Bomb scare jolts Caloocan justice hall
MANILA, Philippines - Court hearings at the Caloocan City Hall of Justice were called off yesterday morning after an anonymous caller said the building would be bombed.
City police chief Senior Superintendent Jude Santos said at around 8:10 a.m., its telephone operator received a call from a man lambasting a city prosecutor for allegedly letting a police officer get killed after attending a hearing at his office.
“The caller reportedly criticized the local justice system for the recent death of a police officer who was gunned down after attending a hearing at the judicial complex.

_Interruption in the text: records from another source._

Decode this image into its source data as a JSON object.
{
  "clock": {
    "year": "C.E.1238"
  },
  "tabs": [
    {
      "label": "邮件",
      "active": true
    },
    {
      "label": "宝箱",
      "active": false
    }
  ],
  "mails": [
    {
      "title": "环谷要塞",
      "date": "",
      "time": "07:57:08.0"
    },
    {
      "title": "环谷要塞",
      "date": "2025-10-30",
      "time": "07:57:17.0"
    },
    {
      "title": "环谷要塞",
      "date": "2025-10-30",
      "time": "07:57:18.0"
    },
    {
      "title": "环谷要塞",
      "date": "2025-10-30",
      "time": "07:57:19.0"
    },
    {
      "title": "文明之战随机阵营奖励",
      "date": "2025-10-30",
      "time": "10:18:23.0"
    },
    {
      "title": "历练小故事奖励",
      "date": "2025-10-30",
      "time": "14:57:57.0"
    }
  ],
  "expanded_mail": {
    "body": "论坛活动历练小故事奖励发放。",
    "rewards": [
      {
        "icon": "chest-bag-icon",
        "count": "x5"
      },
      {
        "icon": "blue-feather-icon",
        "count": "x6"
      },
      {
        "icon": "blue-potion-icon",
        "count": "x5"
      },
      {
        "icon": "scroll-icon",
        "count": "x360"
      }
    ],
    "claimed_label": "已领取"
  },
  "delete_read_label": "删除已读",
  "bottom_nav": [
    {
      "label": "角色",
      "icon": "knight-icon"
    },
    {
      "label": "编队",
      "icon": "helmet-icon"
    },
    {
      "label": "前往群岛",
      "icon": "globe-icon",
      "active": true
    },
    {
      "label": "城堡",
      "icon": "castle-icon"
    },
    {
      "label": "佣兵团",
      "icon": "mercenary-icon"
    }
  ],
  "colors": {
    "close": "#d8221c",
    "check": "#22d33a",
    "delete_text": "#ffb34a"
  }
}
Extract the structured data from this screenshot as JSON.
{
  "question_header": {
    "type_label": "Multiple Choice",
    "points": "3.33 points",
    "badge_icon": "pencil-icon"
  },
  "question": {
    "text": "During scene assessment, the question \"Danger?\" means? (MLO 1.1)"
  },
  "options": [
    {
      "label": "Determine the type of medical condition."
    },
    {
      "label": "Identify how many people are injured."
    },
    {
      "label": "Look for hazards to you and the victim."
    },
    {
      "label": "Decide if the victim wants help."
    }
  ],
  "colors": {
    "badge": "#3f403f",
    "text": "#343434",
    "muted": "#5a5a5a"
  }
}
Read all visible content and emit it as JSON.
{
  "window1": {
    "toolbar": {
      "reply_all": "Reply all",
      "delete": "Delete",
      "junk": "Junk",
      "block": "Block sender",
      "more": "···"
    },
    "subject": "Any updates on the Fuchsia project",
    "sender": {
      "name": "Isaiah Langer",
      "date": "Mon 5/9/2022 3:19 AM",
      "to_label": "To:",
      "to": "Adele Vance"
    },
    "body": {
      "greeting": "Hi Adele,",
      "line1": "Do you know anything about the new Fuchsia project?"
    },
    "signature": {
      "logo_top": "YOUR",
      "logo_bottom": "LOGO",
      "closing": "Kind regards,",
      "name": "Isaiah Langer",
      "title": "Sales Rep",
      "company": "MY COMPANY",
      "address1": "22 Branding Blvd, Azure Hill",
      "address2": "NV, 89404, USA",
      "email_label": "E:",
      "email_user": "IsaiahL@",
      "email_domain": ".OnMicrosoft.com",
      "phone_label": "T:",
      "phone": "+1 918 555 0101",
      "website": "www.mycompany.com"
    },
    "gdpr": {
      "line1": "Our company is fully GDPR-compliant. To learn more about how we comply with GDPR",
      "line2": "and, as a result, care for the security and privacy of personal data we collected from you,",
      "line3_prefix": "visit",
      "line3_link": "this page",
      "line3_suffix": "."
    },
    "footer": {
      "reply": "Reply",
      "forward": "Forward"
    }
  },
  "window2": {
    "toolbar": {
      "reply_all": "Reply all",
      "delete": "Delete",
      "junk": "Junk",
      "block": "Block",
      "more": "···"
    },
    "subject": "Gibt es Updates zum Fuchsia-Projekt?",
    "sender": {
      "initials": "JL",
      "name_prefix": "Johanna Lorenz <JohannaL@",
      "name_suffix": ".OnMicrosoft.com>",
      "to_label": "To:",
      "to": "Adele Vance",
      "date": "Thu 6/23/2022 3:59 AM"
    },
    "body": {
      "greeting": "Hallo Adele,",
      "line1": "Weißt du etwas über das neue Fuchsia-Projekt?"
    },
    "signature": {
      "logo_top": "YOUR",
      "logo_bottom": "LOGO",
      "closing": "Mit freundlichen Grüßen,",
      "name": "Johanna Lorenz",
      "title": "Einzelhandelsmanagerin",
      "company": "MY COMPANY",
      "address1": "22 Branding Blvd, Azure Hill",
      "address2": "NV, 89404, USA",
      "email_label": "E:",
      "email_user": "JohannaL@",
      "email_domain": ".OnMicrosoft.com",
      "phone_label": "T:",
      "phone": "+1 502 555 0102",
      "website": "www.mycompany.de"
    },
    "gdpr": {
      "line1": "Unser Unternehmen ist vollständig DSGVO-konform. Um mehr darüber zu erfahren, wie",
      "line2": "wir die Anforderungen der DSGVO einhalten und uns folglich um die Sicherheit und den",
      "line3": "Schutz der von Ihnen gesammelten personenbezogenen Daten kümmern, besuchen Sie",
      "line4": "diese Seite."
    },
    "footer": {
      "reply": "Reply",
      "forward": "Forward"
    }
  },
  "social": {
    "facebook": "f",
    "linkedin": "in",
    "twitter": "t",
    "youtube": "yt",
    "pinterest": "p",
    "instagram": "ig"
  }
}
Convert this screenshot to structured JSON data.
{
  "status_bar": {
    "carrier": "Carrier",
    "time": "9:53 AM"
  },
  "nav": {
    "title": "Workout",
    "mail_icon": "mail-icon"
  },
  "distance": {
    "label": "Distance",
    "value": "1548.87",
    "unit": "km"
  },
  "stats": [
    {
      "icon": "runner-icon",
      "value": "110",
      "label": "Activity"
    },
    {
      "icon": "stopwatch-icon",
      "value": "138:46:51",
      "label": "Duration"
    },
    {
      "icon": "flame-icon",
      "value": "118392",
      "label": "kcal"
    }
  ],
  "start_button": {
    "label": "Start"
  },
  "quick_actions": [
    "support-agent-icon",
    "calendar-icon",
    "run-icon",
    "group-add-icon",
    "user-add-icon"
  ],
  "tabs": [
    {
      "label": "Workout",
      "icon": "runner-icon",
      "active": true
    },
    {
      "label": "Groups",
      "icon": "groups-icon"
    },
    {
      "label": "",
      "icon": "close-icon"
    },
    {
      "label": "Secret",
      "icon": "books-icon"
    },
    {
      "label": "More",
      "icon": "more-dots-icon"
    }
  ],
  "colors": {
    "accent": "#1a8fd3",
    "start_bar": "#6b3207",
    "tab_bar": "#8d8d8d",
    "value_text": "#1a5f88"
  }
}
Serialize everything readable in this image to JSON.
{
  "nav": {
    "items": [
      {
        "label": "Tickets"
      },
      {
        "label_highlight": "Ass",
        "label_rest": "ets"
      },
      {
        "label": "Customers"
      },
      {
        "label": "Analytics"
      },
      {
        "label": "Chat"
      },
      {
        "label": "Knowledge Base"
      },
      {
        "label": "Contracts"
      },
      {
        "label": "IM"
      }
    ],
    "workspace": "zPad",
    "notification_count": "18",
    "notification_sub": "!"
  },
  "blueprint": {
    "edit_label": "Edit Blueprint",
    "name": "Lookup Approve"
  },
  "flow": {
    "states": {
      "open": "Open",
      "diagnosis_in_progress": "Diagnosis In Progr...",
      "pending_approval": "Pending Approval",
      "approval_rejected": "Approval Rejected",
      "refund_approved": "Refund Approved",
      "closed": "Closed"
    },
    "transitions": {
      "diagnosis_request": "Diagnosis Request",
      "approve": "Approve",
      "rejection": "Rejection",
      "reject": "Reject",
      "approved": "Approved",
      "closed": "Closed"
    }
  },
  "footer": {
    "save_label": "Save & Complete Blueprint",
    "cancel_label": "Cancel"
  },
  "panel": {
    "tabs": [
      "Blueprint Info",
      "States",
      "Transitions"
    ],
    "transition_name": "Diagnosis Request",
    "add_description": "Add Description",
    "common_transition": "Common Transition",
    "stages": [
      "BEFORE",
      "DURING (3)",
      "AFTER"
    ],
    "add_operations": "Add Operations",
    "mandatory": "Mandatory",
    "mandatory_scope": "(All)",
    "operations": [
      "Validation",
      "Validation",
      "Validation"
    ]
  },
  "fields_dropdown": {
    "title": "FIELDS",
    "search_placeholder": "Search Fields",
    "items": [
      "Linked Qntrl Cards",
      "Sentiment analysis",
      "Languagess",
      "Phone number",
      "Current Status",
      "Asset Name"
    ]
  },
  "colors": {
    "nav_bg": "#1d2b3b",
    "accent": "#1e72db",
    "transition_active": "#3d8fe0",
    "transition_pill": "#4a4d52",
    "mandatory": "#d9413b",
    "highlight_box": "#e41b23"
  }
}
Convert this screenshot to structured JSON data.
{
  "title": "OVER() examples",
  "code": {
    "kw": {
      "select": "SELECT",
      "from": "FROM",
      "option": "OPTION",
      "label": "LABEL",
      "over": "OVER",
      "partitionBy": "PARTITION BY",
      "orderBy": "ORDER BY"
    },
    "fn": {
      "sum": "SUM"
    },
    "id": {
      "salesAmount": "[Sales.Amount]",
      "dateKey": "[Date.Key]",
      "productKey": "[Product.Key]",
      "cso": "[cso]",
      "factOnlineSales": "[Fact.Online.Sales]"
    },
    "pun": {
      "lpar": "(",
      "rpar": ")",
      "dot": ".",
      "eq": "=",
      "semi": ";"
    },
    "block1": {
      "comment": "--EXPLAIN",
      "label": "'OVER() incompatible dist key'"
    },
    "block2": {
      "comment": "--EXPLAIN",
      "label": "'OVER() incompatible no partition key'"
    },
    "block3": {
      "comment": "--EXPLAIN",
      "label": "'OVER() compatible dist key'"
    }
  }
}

He told the telephone operator that he would blow up the building,” Santos told The STAR.
The building’s security officer, Napoleon Saccuan, coordinated with the local police.
A bomb squad, led by Senior Police Officer 3 Erwin Carandang, used a bomb-sniffing dog to conduct a search after evacuating the building. At around noon, almost four hours after the threat was made, the bomb squad said there were no bombs in the justice hall and allowed the employees to resume their work.
A number of police officers were deployed in and around the building to assist regular security guards.
Chief Inspector Rodrigo Soriano, Caloocan police investigation chief, said the bomb threat could be connected to the March 23 murder of Senior Police Officer 1 Manolo Caoili, a member of the Highway Patrol Group, near the justice hall.
Soriano said no other police officer was killed in the area recently.
Caoili was driving his car (WHA-114) after attending a frustrated murder case hearing as a witness at the office of fiscal Darwin Canete when he was shot dead along 10th Avenue en route to the Caloocan City Hall.
Soriano said with Caoili’s death, only his widow is left to fight a court battle with her relatives over a property in Tondo, Manila.